C’est pour le moins laconique… et obscur. Pourquoi le Royaume-Uni a-t-il renoncé à son mandat ? Que contenait le plan de partage ? Pourquoi les Palestiniens l’ont-ils rejeté ? Les dirigeants sionistes l’ont-ils accepté ? Qui a proclamé l’indépendance de l’État d’Israël le 14 mai 1948 ? Dans quel contexte historique ?

Cette période-clé et particulièrement dramatique du conflit méritait à coup sûr un développement plus important susceptible de faire comprendre les raisons de l’opposition irréductible entre les aspirations des Palestiniens et celles des Juifs sionistes. D’autant plus que les évènements de cette période sont abondamment documentés.[11]

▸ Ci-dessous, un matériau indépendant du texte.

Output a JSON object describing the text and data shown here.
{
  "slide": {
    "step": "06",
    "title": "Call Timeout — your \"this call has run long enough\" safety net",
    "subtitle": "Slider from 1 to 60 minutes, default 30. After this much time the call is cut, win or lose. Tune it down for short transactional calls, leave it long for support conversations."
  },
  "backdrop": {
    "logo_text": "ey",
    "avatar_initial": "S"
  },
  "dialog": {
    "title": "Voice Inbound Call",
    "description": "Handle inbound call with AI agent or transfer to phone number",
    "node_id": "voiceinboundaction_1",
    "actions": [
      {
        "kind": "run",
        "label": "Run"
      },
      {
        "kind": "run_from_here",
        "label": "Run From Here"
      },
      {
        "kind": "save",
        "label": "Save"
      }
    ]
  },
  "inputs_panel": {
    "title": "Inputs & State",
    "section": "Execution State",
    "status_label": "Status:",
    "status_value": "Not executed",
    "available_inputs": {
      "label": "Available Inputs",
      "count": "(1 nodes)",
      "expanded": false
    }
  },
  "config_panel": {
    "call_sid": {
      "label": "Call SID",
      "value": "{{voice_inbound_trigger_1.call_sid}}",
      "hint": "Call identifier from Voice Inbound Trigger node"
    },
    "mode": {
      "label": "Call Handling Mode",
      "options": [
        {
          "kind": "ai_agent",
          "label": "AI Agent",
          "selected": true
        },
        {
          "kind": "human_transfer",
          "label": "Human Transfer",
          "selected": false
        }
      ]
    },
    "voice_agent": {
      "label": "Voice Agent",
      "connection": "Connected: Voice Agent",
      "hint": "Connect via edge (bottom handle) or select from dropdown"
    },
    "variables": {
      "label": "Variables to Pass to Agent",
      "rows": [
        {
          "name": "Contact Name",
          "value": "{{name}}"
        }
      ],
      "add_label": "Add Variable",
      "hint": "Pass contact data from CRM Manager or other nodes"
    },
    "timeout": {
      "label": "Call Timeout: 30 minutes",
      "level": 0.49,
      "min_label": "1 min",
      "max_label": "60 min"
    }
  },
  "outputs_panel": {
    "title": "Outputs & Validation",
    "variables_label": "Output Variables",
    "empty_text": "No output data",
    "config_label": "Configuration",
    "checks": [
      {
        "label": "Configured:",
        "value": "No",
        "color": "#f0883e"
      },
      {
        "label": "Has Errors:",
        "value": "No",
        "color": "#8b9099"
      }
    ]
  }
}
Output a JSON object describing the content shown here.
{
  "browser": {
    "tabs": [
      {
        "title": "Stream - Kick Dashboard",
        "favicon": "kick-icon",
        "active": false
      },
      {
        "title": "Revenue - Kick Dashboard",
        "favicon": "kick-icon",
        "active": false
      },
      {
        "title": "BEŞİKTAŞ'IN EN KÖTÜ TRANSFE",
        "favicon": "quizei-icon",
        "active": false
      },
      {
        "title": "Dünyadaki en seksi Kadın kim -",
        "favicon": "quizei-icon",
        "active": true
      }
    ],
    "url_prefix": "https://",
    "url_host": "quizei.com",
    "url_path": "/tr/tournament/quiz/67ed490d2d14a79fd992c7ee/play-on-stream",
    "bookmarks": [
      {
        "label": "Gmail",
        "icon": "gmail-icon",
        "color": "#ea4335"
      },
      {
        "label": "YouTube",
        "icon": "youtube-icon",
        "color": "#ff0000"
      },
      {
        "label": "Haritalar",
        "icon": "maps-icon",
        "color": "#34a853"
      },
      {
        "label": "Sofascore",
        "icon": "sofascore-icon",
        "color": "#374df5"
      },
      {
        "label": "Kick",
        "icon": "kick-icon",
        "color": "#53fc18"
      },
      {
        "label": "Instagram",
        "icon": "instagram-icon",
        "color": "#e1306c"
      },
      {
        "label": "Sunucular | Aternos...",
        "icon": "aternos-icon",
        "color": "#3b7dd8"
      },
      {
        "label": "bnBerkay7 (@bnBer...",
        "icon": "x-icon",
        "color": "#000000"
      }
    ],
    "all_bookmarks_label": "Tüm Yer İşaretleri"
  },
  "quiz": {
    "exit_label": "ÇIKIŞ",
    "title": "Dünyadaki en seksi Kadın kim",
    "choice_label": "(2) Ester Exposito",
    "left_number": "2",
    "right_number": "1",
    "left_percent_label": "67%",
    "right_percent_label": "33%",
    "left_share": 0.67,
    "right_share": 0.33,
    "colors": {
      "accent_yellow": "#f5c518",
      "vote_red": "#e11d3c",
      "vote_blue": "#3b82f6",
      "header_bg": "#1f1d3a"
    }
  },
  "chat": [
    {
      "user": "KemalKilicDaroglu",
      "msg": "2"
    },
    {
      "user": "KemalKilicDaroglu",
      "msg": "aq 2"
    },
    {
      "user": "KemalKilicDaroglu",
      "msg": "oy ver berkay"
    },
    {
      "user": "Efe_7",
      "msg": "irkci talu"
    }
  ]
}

Ces lignes occultent les faits majeurs suivants, qui détermineront pourtant l’avenir :

– Si les dirigeants sionistes ne se sont pas formellement opposés au plan de partage, dans les faits ils ne l’ont pas respecté puisque qu’en 1949, à l’issue du premier conflit israélo-arabe, ils occupaient non pas 55 % du territoire de la Palestine (ce que prévoyait le plan de partage) mais bien 78 % de ce territoire et que ces territoires pris sur ce qui devait constituer l’État arabe n’ont jamais été rendus aux Palestiniens.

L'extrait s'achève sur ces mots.